International Biometric Group Delivers Iris Recognition Test Report to DHS

Test evaluated options from Iridian, LG, Oki and Panasonic


NEW YORK -- International Biometric Group announces the delivery of the Independent Testing of Iris Recognition Technology (ITIRT) Final Report to the US Department of Homeland Security. The ITIRT Final Report presents results from a groundbreaking evaluation of iris recognition accuracy, interoperability, and usability.

The ITIRT Final Report can be downloaded at http://www.biometricgroup.com/ITIRT.

Iris recognition has become an increasingly viable solution for border control, immigration, registered travelers, access control, and national ID initiatives. ITIRT represents the largest independently conducted test of iris recognition executed to date. Prior to ITIRT, independently generated data on iris recognition performance - a critical deployment consideration - was limited to results from small-scale tests.
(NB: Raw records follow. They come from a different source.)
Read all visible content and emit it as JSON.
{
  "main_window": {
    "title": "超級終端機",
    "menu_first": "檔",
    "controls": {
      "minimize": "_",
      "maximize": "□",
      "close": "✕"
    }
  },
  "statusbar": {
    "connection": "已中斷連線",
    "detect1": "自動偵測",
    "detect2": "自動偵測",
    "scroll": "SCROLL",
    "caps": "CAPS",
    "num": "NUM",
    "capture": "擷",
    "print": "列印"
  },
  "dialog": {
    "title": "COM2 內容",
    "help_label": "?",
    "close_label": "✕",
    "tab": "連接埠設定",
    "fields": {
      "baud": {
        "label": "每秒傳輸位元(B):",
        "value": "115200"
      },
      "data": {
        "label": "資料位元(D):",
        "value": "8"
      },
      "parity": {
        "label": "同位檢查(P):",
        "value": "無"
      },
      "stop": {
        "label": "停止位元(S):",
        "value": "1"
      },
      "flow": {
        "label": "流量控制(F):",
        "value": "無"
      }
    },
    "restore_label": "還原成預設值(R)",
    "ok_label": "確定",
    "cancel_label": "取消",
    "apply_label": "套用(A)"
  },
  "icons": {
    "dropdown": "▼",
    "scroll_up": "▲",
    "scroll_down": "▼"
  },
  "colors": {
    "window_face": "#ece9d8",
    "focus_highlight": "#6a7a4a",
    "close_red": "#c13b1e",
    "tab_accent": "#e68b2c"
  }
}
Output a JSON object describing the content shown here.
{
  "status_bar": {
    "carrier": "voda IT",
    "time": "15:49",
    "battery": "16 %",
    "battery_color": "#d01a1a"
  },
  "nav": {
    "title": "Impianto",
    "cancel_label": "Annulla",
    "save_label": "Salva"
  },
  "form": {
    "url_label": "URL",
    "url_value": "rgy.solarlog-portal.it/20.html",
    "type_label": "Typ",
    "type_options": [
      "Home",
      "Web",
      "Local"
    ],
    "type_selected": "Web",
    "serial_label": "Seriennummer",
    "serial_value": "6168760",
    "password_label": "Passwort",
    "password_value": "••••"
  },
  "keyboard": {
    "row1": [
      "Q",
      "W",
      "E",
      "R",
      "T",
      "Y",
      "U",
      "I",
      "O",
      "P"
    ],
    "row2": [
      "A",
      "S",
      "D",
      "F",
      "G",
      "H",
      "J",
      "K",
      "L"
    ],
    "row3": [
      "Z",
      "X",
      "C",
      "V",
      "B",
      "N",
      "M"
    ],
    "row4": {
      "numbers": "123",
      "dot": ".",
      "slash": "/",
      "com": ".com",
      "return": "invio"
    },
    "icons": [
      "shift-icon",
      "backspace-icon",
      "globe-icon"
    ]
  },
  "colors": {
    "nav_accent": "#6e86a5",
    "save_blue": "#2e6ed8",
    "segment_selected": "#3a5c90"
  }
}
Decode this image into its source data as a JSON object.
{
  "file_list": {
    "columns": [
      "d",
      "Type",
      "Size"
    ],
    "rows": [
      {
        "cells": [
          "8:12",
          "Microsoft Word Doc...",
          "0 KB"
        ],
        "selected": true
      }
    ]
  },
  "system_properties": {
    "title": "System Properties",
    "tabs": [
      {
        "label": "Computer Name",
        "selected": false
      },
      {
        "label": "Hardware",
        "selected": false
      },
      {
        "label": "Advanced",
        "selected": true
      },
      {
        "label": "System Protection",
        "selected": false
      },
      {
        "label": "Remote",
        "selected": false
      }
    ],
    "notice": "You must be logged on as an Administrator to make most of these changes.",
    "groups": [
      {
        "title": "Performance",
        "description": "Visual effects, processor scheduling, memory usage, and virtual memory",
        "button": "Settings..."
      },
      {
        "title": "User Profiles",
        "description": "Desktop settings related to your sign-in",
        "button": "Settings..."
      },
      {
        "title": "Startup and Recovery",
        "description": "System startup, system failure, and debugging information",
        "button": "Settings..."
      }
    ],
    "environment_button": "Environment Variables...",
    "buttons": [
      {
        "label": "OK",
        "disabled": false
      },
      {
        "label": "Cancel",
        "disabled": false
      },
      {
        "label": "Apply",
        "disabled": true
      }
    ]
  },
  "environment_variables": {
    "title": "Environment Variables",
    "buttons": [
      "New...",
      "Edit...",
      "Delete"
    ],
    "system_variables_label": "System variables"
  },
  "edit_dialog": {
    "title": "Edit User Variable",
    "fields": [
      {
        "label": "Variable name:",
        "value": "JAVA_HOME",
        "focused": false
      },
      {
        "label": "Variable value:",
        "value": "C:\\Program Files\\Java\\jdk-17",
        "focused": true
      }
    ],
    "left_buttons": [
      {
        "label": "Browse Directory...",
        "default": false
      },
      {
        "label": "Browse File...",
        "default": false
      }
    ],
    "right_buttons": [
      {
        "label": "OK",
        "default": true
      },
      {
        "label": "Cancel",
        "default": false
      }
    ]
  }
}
ITIRT evaluated performance of the following state-of-the-art iris recognition hardware and software:

- Iridian KnoWho OEM SDK - LG IrisAccess 3000 - Oki IRISPASS-WG - Panasonic BM-ET300

Over 100,000 iris images were acquired through ITIRT devices over a several-week period. Dozens of images were acquired from each of 1,288 subjects varying in age and ethnicity. From this data, over 2 billion data points were generated for analysis. ITIRT presents results essential to a full understanding of biometric performance, including the following:

- False accept and false reject rates - Failure to enroll and failure to acquire rates - Transaction duration and level of effort - Performance over time

The Report also examines interoperability across iris recognition devices, a critical consideration for many deployers. Images from each iris recognition device were cross-compared to determine whether images captured through a given device could be matched against those captured through a different device.

The Report further examines whether certain test subjects are more likely than others to be falsely accepted or rejected by iris recognition devices, and whether failed enrollments occur across multiple devices.